Basically, as long as it dies in the end, the overall math works, and you end with what you start. 0+0=0
Even if its 0=1-1+1-1+1+1+1-1-1-1+1+1+1-1-1-1+1+1+1+1=0

As far as a "white" hole, perhaps this is what waits for us on the other side of the "dark flow"

Its all very interesting, but my main question(S)are these.

If space were a fixed sheet, and you contracted one piece of it, would not another piece "stretch" or appear to "expand"? Would it not be forced to? How far can this fabric stretch before tearing? How thin? 1 quark? 2.....

If you take a bedsheet and spread it out over your bed, and then crumple a little ball of bedsheet right in the center, are not the edges pulled in twords the center as well? Perhaps "dark flow" is the secret to expansion. Without it, "space" has no expanding force. If the bedsheet were rubber, and the edges fastened down, the sheet would "expand" at all points except one. And the one point is the area where you are crumpling the sheet. This point would be an "intersection" point where all space and time would be compacting.

The problem with this hypothesis is that ALL points should be contracting to this one.

But.......when you think about expansion, the human mind tries to visually see it as one point. A singularity if you will, where all space time expanded from. Yet when you conceptualize it, all points expanded from all other points at the same time.

So what happens if we flip it around? All points contracting on all points at the same time? The universe would shrink back down to a much smaller neighborhood.

If "Dark Flow" is bound by gravity, then shouldn't the adding of galaxies IN the flow increase the overall mass of the flow itself? In other words, shouldn't it become more massive, aka more gravity, aka more galaxies, aka more dark flow?

And why isn't it universal?
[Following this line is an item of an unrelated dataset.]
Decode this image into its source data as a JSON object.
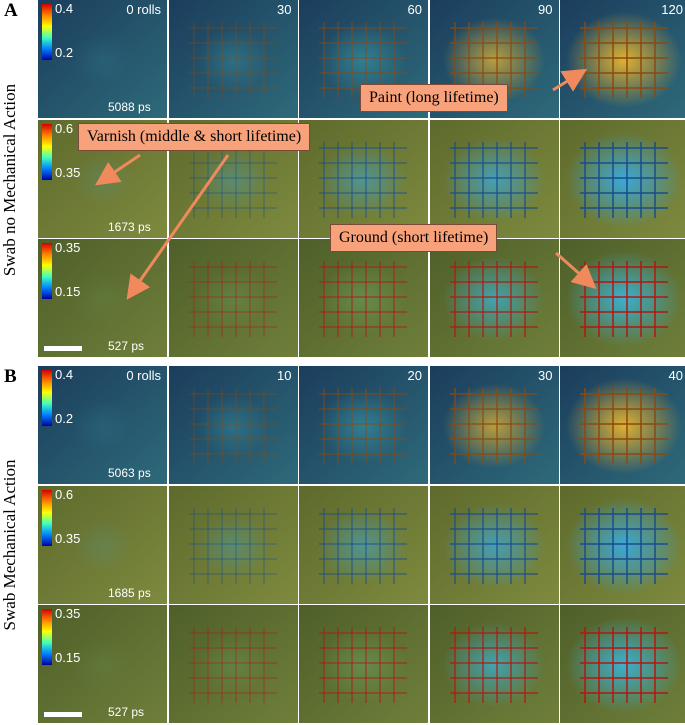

Why can we only observe it in ONE section of the CMB? Like its one point, counterpointing another (big bang?) Why do clusters closer to home not have these properties? And where is all the matter going once it enters this "dark flow"?

0=1-1=0 perhaps?

Or is there a cosmic "vacuum cleaner" in orbit around the visible Universe?

What is confining it to ONE section? And why is it required that it be so far away? Why do we not have other "dark flows" closer to home? What is so special about THAT particular section of space where this CAN exist, verses the space where WE exist?